Yesterday my son passed the test that allows him to drive solo! While there are certainly plusses to gaining freedom from having to shuttle him places, it’s yet one more marker on his road to true independence. I hope he’ll still let me drive him places occasionally, even though he generally doesn’t talk all that much when we’re in the car together.

This got me to thinking about my own experiences before I got my license. I didn’t rush out for my permit the day I turned 16, but it was in my hands only 2-3 weeks later. Mom thought I should I have some lessons before taking the driving test, so she signed me up for Shillito’s Driving School at the Florence Mall (I guess department stores felt the need to be everything to everyone even back in 1980). Along with several other teens, I spent some of my Saturdays that March with a couple of instructors in a room somewhere in the dark recesses of the mall as they reviewed driving rules and statistics and showed us short films. We did go outside and get critiqued on our driving, too! Probably the most useful piece of the whole experience was being taken for a practice run on the route of the test. When I “graduated,” I got a report card–no mercy here!

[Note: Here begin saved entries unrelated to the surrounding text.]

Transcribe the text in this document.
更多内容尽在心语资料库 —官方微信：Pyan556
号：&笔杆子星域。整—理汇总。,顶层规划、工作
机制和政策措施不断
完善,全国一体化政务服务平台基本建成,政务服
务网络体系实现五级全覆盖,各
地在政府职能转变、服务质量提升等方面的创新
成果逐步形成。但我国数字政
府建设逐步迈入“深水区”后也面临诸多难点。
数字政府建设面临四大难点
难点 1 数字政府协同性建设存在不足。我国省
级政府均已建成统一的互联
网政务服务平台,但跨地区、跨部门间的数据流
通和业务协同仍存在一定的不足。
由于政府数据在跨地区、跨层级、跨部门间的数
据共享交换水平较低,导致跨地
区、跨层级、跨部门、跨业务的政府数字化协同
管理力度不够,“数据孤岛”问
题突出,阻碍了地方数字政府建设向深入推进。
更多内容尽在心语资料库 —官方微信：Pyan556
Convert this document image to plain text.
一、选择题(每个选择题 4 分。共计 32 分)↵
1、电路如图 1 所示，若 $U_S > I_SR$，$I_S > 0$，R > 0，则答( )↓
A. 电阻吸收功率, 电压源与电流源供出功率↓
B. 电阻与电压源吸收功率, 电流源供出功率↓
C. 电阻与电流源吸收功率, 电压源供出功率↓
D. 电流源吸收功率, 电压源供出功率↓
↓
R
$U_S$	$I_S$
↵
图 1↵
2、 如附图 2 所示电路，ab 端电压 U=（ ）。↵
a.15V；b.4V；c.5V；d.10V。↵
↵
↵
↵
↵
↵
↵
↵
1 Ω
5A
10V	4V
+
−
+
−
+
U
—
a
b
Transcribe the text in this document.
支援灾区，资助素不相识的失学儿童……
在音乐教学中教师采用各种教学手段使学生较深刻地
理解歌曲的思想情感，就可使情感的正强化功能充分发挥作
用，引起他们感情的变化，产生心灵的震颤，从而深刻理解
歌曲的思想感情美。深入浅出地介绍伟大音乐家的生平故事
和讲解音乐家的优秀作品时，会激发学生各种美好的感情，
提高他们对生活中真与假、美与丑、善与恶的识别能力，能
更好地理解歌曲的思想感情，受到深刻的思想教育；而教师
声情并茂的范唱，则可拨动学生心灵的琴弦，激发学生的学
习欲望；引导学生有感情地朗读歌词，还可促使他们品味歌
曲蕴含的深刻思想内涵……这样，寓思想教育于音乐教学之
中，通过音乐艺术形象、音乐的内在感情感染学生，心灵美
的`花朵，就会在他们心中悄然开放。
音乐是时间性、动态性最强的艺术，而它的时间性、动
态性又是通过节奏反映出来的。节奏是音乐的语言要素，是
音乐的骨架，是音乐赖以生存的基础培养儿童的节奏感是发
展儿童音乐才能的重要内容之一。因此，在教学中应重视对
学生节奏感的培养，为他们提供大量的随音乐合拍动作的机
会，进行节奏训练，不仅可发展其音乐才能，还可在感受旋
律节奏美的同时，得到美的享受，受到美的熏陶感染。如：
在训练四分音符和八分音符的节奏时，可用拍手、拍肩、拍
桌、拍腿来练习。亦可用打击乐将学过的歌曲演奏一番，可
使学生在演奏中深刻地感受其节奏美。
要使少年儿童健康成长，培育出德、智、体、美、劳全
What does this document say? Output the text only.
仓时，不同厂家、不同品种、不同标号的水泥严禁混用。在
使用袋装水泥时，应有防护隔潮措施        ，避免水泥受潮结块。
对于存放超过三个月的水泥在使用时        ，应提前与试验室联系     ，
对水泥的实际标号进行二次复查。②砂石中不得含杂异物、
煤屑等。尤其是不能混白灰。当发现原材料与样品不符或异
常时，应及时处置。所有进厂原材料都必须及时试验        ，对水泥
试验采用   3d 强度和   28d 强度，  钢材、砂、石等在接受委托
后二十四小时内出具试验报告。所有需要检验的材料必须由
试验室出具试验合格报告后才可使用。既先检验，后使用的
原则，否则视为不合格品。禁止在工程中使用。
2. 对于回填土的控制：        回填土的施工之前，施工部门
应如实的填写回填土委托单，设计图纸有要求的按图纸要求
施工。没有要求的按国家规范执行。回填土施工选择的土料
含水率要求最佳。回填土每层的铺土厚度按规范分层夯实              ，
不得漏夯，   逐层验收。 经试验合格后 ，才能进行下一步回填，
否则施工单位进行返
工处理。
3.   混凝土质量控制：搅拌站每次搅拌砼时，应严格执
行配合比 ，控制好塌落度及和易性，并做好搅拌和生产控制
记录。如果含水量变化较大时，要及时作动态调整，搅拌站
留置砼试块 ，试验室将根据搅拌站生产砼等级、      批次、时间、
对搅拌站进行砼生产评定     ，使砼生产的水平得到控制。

I took the test in mid-April. Unlike some of my friends, I passed the first time, albeit with a 75, then the lowest possible passing score. Clearly, I had much to learn.


I wrote an exaggerated version of my first session at Shillito’s for an English assignment several months later, at the beginning of my junior year. It’s not a great piece of writing; while I’m trying to be humorous, I go maybe just a little too hard at the older gentleman leading the class (I refer to him as dear old instructor, unsure tutor, old windbag, sluggish geezer, senile patriarch, and torpid ancient–all in 4.5 pages!). I guess it’s got its moments, but overall I’m too adjective- and simile-happy.


I’ve had a very different relationship with cars from that of my father. He was very much about flash and speed, particularly in his bachelor days. Some of the stories he told make me think I’m lucky even to have been born (in particular, there’s the one about seeing how fast he could go at night on US 421 from Lexington toward Frankfort in his 48 Mercury, maybe without the headlights on?). I’ve always had a much, MUCH more utilitarian, practical, and calmer approach. Right now, I think that Ben’s more like me than he is my father. I just hope he’ll keep his head on straight, be careful, grow wise through experience without having expensive lessons, and most of all stay safe.